Compose the user-facing prose in the agent’s response, not in your tool’s response.
What I no longer do
A few practices I’ve stopped doing:
- Over-using “auto” tools that try to do many things based on argument shape. They confuse models. One tool, one job.
- Hiding internal IDs in opaque cookies (“pass
cursor: 'abc123'to paginate”). Models lose them across turns. Use simple offset / limit pagination instead. - Returning HTML or markdown in tool responses. Just data. The LLM does the rendering.
The mental model
Treat your tool surface like an API for a junior engineer. Names that mean what they say. Arguments that fill in the way they read. Errors that suggest what to try next. Outputs that are easy to chain into the next decision.

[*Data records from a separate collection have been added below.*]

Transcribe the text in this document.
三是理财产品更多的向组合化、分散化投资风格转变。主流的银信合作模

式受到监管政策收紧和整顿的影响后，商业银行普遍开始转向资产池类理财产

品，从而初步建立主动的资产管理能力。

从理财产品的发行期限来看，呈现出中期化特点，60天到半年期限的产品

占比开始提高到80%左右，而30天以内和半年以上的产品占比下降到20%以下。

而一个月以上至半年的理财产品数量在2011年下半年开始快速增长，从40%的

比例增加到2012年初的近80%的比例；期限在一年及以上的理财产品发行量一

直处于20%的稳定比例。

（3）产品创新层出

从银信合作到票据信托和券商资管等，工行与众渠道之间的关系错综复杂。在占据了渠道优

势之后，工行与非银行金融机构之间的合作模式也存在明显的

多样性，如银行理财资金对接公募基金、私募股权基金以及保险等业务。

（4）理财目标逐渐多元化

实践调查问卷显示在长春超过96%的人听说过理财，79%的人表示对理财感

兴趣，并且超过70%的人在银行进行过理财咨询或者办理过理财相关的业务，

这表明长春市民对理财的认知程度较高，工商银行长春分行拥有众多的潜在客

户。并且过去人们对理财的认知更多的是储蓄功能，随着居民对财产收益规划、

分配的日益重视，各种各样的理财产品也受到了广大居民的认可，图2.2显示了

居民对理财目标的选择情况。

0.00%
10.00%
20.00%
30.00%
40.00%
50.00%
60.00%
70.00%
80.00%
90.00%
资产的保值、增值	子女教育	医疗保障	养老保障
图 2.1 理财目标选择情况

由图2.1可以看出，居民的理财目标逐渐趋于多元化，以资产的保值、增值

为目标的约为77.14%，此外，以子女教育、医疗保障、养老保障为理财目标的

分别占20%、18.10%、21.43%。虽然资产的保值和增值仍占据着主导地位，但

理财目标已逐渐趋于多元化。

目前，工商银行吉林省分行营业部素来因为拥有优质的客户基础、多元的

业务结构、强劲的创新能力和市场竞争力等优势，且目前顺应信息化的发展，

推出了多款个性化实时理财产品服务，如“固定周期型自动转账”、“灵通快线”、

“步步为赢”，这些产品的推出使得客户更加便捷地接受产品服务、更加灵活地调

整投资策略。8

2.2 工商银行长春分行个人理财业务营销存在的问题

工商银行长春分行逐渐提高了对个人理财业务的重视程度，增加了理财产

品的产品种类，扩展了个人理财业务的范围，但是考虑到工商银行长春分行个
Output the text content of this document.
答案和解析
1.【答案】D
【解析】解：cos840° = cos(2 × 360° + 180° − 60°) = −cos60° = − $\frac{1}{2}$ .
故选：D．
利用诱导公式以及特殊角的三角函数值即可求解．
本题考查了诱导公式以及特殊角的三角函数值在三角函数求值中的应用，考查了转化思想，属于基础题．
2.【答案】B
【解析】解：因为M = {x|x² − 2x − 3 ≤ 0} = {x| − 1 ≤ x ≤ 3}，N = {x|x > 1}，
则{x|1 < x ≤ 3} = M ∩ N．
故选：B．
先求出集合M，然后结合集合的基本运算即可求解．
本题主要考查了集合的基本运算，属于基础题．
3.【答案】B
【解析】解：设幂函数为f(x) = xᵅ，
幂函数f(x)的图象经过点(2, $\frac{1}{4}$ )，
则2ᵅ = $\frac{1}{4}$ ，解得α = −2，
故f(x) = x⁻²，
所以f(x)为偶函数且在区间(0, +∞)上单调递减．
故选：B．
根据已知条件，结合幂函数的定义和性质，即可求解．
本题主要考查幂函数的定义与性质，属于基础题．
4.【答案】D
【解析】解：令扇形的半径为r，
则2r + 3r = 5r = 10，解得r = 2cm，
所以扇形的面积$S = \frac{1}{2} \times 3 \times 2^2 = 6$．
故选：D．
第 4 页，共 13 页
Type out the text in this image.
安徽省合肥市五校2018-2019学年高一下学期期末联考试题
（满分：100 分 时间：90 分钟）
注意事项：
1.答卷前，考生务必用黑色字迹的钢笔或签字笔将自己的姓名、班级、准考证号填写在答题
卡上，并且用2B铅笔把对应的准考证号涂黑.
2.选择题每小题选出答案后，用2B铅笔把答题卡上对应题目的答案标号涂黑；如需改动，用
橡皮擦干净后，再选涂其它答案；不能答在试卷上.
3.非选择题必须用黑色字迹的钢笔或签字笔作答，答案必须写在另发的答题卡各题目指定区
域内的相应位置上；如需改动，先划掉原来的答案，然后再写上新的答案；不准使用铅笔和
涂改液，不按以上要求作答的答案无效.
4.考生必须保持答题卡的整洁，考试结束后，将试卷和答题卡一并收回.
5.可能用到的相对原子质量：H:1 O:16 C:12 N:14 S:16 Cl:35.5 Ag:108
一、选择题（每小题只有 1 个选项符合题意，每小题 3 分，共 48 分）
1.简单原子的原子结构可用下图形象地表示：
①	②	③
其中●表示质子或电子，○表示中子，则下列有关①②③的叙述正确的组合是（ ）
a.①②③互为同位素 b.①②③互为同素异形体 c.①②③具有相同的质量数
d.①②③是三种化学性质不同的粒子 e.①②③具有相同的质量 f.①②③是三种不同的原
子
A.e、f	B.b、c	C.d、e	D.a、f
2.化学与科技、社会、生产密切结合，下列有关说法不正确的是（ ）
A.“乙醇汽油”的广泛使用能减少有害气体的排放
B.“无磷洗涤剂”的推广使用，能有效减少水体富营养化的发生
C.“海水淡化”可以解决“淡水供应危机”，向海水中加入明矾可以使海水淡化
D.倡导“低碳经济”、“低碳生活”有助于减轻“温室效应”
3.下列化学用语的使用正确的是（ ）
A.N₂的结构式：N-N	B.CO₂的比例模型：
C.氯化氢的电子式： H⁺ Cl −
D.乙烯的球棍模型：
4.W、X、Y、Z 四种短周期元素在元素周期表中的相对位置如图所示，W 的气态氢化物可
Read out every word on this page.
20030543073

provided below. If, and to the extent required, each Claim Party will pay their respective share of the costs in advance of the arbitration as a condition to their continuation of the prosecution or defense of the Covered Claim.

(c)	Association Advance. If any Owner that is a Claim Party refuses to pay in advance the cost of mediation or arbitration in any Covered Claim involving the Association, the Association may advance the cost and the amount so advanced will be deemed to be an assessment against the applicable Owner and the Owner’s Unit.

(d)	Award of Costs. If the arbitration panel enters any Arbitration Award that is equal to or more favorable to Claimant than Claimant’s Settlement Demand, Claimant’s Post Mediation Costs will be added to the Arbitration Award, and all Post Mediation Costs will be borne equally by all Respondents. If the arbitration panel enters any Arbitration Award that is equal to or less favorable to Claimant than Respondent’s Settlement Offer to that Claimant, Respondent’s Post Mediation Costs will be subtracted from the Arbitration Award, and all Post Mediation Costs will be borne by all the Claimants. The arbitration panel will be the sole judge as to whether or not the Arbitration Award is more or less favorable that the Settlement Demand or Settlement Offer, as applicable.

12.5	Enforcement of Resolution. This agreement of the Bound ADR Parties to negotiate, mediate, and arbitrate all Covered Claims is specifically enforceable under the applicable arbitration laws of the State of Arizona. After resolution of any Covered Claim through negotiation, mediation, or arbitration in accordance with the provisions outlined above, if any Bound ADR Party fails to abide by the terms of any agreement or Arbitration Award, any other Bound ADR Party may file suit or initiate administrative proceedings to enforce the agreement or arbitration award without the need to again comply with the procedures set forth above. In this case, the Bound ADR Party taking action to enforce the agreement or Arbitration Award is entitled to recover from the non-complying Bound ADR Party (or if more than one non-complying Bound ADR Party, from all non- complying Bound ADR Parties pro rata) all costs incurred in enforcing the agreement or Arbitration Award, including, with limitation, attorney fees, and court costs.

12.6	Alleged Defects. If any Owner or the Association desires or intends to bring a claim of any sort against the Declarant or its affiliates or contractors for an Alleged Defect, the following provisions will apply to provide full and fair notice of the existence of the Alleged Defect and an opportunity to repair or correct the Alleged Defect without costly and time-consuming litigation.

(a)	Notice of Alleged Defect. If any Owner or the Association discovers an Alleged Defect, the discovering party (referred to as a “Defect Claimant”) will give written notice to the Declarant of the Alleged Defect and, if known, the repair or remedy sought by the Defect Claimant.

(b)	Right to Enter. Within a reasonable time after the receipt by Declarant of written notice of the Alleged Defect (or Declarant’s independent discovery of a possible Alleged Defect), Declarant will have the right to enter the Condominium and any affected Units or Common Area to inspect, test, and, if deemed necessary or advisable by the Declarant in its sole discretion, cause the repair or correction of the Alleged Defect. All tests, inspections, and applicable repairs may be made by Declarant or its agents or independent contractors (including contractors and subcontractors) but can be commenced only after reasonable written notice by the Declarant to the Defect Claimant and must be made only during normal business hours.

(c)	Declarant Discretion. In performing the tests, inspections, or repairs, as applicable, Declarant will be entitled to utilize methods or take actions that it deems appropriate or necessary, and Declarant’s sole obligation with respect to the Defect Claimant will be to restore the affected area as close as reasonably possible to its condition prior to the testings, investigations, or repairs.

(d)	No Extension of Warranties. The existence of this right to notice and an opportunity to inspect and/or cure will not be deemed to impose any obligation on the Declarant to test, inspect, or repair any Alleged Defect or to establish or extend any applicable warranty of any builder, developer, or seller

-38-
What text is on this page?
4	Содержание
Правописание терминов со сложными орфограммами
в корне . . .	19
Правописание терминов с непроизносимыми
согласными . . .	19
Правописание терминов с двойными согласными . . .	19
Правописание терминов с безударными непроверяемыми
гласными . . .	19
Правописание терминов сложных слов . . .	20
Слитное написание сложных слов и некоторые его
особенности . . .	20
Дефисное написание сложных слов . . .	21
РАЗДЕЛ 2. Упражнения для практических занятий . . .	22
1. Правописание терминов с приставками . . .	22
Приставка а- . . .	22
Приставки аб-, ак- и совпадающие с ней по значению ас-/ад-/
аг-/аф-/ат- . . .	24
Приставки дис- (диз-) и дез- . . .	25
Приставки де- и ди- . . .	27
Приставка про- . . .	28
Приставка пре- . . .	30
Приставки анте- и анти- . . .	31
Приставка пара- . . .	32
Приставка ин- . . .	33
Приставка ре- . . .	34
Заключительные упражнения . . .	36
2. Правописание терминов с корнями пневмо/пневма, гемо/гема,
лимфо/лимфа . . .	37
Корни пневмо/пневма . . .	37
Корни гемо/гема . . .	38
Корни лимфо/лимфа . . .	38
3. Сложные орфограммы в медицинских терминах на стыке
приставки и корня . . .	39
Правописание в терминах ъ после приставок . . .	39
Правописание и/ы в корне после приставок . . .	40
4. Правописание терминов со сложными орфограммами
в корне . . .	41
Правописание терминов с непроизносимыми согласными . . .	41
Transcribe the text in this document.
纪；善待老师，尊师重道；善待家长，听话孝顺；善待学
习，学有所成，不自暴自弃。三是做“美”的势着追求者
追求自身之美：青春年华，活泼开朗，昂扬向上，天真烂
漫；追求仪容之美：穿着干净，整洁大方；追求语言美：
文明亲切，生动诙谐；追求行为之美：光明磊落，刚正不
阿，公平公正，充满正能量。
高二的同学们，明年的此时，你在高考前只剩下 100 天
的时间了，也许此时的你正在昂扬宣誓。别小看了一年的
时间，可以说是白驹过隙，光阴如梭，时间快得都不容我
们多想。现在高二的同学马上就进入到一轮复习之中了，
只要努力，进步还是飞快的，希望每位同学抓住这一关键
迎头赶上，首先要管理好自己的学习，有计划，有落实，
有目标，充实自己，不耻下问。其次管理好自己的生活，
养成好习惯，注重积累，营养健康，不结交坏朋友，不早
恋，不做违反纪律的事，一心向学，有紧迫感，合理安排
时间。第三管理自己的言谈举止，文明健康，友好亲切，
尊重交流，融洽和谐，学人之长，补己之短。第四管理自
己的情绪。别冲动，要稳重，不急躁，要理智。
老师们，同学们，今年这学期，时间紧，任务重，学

If your junior engineer would file a bug against your tool’s design, your LLM is probably already silently working around it. You just can’t see the work-around because the LLM is too polite to complain.
Practical checklist
When I review a new tool, this is the list I run:
- Name is verb-first and self-describing
- Description says when to use AND when not to use
- Argument names are full words, not abbrevs
- Required vs nullable is correct in the schema
- Bounds and defaults documented in argument descriptions
- Errors return a structured envelope with
code,message,retryable,suggestedAction - Side-effecting tools accept
idempotencyKey - Expensive tools warn in their description; cheap alternatives mentioned
- Return shape is structured data, not prose
If a tool clears all nine, agents use it correctly the first time. If it fails three or more, you’ll spend the next sprint adding “the agent keeps doing X” defensive patches.
The MCP servers I’ve shipped follow this checklist. So do the agentic systems built on top of them. The pattern transfers.